Former Google CEO Eric Schmidt and his co-authors are advocating for a radical new approach to AI governance: nations should develop capabilities to sabotage rival countries' advanced AI systems to prevent any single power from achieving dominance. This cyber deterrence strategy, which they've dubbed "Mutual Assured AI Malfunction" (MAIM), parallels nuclear-era deterrence and would rely on threats of covert cyberattacks—and potentially even physical strikes—against AI facilities.
End of Miles reports this provocative proposal appears in a newly published academic paper titled "Superintelligence Strategy: Expert Version," co-authored by Schmidt, AI researcher Dan Hendrycks, and Scale AI founder Alexandr Wang.

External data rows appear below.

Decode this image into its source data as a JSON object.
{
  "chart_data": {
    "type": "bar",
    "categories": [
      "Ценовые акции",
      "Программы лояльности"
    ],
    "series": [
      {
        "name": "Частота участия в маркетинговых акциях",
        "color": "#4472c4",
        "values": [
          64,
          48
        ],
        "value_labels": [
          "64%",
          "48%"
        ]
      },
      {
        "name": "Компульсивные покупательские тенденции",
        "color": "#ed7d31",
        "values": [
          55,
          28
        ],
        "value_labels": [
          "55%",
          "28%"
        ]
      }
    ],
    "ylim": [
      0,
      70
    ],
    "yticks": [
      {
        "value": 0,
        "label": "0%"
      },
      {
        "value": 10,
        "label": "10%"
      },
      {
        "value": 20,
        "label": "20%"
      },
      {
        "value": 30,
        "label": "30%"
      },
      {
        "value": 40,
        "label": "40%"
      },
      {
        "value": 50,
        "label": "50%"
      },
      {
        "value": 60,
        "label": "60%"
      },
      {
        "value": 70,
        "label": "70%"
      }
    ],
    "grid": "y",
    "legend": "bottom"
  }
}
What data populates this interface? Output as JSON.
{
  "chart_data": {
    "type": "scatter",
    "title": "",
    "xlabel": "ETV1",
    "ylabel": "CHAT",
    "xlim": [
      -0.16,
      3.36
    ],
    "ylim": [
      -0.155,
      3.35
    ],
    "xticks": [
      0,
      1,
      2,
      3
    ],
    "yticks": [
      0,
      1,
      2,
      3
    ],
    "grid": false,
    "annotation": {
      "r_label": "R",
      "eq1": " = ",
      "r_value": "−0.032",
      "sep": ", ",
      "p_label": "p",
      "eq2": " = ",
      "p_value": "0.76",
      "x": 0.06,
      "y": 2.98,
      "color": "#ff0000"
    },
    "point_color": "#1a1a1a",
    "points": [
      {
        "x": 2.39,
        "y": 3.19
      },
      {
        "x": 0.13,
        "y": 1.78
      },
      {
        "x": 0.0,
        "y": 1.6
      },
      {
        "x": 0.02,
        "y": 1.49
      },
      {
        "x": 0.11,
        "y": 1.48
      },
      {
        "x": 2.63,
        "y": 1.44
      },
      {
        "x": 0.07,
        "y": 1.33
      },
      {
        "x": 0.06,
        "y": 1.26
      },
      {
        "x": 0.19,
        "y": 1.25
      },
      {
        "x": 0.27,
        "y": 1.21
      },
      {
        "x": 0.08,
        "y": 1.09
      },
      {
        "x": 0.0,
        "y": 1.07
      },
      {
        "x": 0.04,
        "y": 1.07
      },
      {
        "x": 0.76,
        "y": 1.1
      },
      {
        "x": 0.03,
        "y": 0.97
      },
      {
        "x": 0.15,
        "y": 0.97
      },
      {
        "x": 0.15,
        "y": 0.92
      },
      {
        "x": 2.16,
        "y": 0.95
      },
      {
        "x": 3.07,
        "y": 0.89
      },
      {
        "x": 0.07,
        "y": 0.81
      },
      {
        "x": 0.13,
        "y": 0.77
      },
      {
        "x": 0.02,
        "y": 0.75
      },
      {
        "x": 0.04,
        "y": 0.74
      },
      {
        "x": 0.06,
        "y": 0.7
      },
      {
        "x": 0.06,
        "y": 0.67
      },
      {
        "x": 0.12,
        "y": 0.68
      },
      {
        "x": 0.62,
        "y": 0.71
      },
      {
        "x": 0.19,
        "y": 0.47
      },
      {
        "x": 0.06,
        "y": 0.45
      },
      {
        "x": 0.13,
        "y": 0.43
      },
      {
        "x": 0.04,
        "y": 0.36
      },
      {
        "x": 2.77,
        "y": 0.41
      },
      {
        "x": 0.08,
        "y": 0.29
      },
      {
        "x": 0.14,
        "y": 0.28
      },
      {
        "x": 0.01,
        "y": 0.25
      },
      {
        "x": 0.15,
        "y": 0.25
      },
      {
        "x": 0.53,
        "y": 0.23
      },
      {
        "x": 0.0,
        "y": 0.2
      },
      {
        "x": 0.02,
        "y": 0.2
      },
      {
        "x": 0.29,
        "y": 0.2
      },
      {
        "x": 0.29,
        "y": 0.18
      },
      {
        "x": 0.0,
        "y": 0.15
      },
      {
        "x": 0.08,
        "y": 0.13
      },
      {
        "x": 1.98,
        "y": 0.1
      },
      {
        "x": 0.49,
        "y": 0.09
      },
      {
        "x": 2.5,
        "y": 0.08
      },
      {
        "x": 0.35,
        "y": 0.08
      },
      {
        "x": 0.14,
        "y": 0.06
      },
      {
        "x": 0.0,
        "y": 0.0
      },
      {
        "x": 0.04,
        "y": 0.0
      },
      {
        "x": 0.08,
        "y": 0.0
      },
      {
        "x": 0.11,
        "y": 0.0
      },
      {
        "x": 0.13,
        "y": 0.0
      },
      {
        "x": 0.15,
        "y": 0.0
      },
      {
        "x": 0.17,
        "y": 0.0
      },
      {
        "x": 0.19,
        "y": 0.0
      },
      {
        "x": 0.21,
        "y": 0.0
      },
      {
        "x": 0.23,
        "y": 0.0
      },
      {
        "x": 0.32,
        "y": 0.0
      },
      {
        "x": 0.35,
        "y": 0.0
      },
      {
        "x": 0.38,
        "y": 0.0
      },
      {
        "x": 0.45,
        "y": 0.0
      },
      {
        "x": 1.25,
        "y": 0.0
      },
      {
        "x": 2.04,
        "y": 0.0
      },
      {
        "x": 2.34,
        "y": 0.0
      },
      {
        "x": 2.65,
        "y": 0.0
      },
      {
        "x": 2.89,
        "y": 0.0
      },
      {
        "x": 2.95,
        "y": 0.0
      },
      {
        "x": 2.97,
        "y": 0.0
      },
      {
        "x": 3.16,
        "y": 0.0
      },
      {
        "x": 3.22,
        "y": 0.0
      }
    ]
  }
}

The Cold War Playbook for AI
According to the paper, nations will soon find themselves in a situation where they cannot allow rivals to gain an overwhelming advantage in AI. The technology strategists argue that just as nuclear powers maintained a balance through mutual vulnerability, AI powers would need similar leverage.
"If a rival state races toward a strategic monopoly, states will not sit by quietly. If the rival state loses control, survival is threatened; alternatively, if the rival state retains control and the AI is powerful, survival is threatened," the authors write. "Rather than wait for a rival to weaponize a superintelligence against them, states will act to disable threatening AI projects." From "Superintelligence Strategy: Expert Version"
The tech industry veterans explicitly outline how nations could disable competing AI projects through various tactics, beginning with espionage and escalating to more aggressive measures. Their framework details an arsenal of options including "covert sabotage" where insiders could "tamper with model weights or training data," hackers could "degrade the training process," and even "overt cyberattacks targeting datacenter chip-cooling systems."
Beyond Hacking: Physical Strikes on the Table
Perhaps most controversially, Schmidt and his colleagues suggest that if cyber methods fail, countries might resort to physical force. The paper states that nations may contemplate "kinetic attacks on datacenters," arguing that allowing one actor to dominate or destroy the world through uncontrolled AI development represents "graver dangers."
"States intent on blocking an AI-enabled strategic monopoly can employ an array of tactics... Should these measures falter, some leaders may contemplate kinetic attacks on datacenters, arguing that allowing one actor to risk dominating or destroying the world are graver dangers." From Section 4.1 of the paper
The researchers contend this deterrence dynamic already exists by default, noting that "above-ground datacenters cannot currently be defended from hypersonic missiles" and that building underground facilities would be prohibitively expensive and time-consuming.
Making Deterrence Stable
To maintain stability in this new era of technological competition, the AI policy experts recommend several measures reminiscent of Cold War nuclear safeguards. These include establishing clear "escalation ladders" between nations, building datacenters in remote locations to avoid civilian casualties, and potentially developing AI-assisted verification systems similar to how nuclear arms treaties were monitored.
The AI governance proposal represents part of a broader strategy framework that includes nonproliferation measures to prevent terrorists from accessing advanced AI and competitiveness strategies to strengthen domestic capabilities.
The technology policy specialists argue their approach would create a steady equilibrium that prevents both catastrophic AI accidents and dangerous unilateral advances. Rather than viewing their proposal as aggressive, they present it as pragmatic—suggesting that acknowledging and formalizing the mutual vulnerability that already exists could prevent hasty, destructive escalation.